Confined to a wheelchair and impotent, Clifford becomes more distant, and Constance finds comfort in the company of the estate's brooding, lonely gamekeeper, Oliver Mellors (Richard Madden).
[3] In UK newspaper The Guardian, Sam Wollaston wrote of the film's opening scene, "Hang on, what mining disaster at the start of Lady Chatterley's Lover, you might ask, as I did.
It has admittedly been an awful long time since I read it, and then I was probably just skimming for smut (imagine if today's teens got their porn from D. H. Lawrence rather than the internet, they might think sex was something earthy and profound, rather than hairless and mechanical), but I don't remember any accident at a mine.
Wollaston found the adaptation had simplified aspects of social class, before adding, "In other ways, though, Mercurio has made things more complex and interesting: like Sir Clifford Chatterley, not just a silly toff, but a man who had everything struggling to come to terms with becoming disabled.

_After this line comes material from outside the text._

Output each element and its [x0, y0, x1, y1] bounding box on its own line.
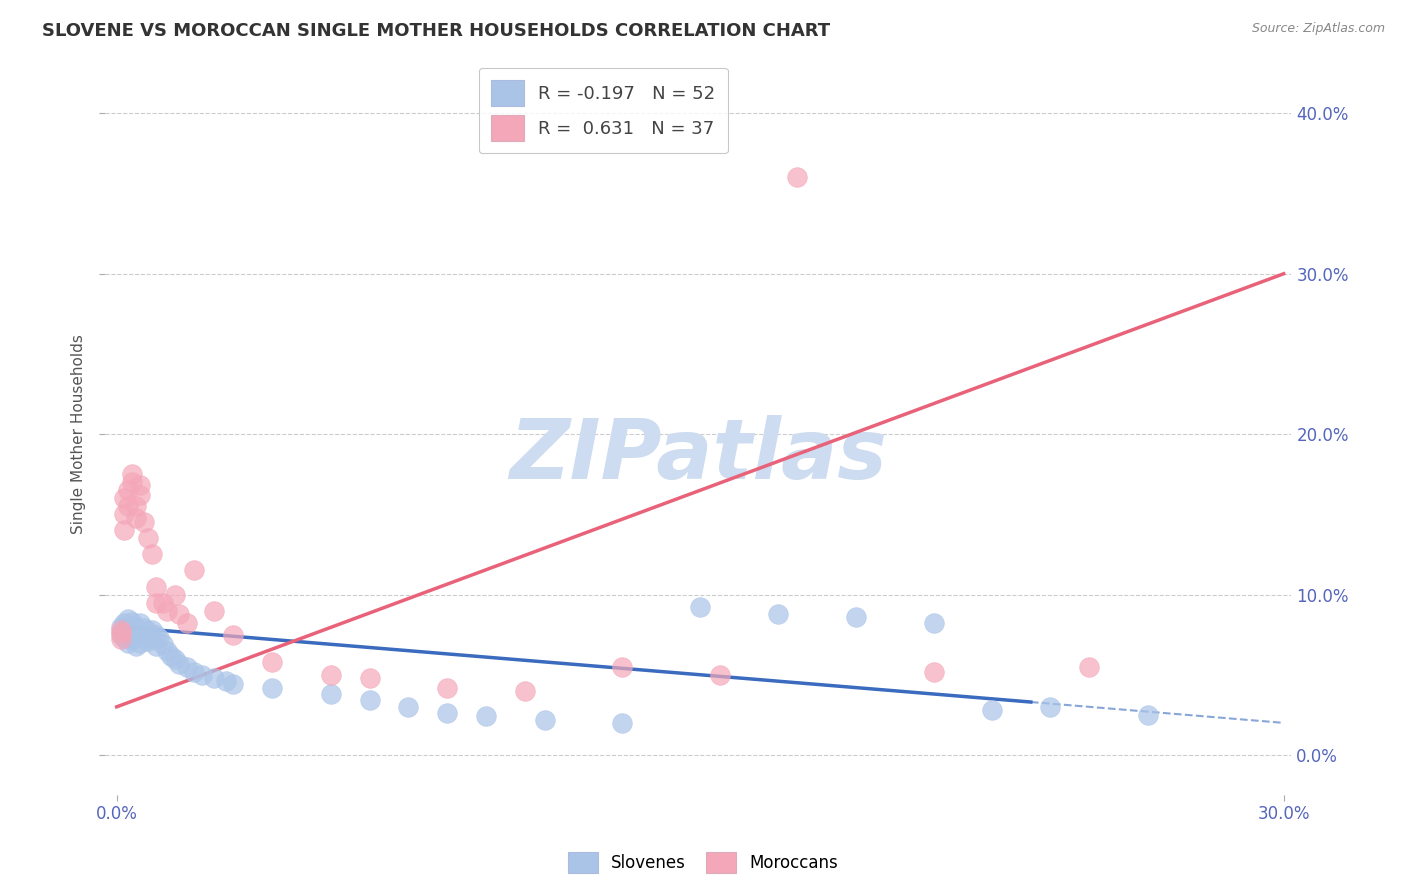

Overall, he concluded, "But I do think – in spite of the deviation and modernisation – that this is loyal to Lawrence, in its themes of class, the ridiculous social order of things, nature and physical love, and in its language and spirit.
"[4] In The Independent, Amy Burns began by noting: "D. H. Lawrence's tale of Lady Chatterley and her groundskeeper lover is famous for many things – smutty language being perhaps highest on the list.